Ordering matters when one pipeline depends on changes made by another, and failures are immediate: unhandled exceptions can stop the crawl and intentional filtering requires raising DropItem. Keep pipeline logic focused and deterministic, and validate changes with short test runs before long crawls to avoid silently damaging output.

Steps to enable item pipelines in Scrapy:

  1. Open the project's pipelines file.
    $ vi catalog_demo/pipelines.py

    Replace catalog_demo with the Scrapy project package name.

  2. Add a pipeline class to normalize fields.
    from itemadapter import ItemAdapter
     
     
    class CleanNamePipeline:
        def process_item(self, item, spider):
            adapter = ItemAdapter(item)
            name = adapter.get("name")
            if name:
                adapter["name"] = str(name).strip()
            return item

    ItemAdapter supports both Scrapy Item objects and plain dict items.

  3. Enable the pipeline in settings.py with a priority.
    ITEM_PIPELINES = {
        "catalog_demo.pipelines.CleanNamePipeline": 300,
    }

    Lower priority numbers run earlier; add more entries to chain multiple pipelines.

    An incorrect module path in ITEM_PIPELINES can prevent the spider from starting due to an ImportError.
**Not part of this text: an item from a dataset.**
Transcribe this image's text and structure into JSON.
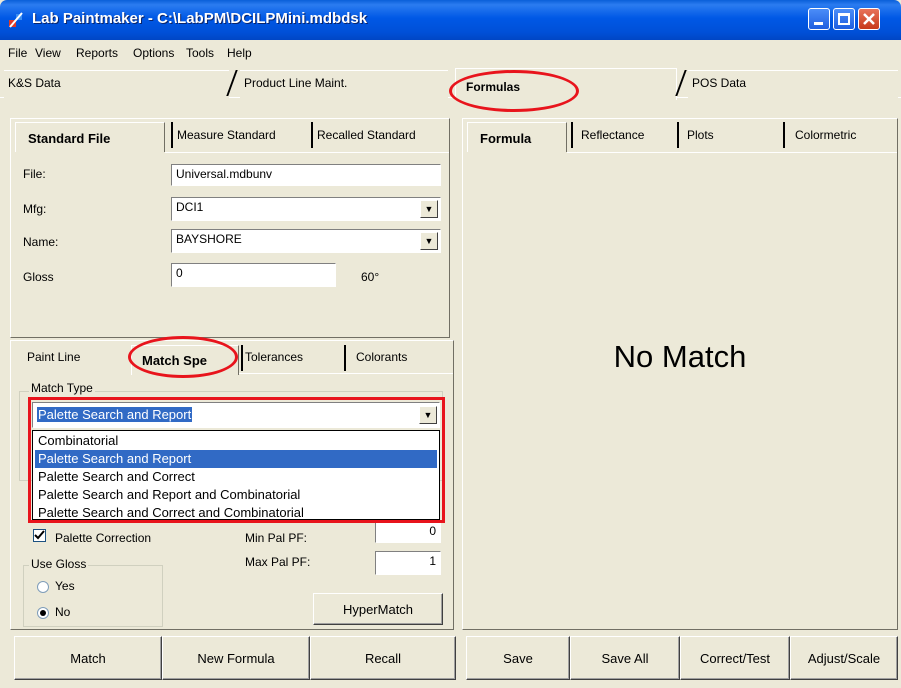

  4. Run the spider with JSON export enabled.
    $ scrapy crawl catalog -O products.json
    2026-01-01 09:38:57 [scrapy.middleware] INFO: Enabled item pipelines:
    ['catalog_demo.pipelines.CleanNamePipeline']

    Add -s CLOSESPIDER_ITEMCOUNT=10 for quick pipeline testing on a small crawl.

  5. Inspect the output to confirm cleaned fields.
    $ head -n 4 products.json
    [
    {"name": "Starter Plan", "price": "$29", "url": "http://app.internal.example:8000/products/starter-plan.html"},
    {"name": "Team Plan", "price": "$79", "url": "http://app.internal.example:8000/products/team-plan.html"},
    {"name": "Enterprise Plan", "price": "$199", "url": "http://app.internal.example:8000/products/enterprise-plan.html"},
    ##### snipped #####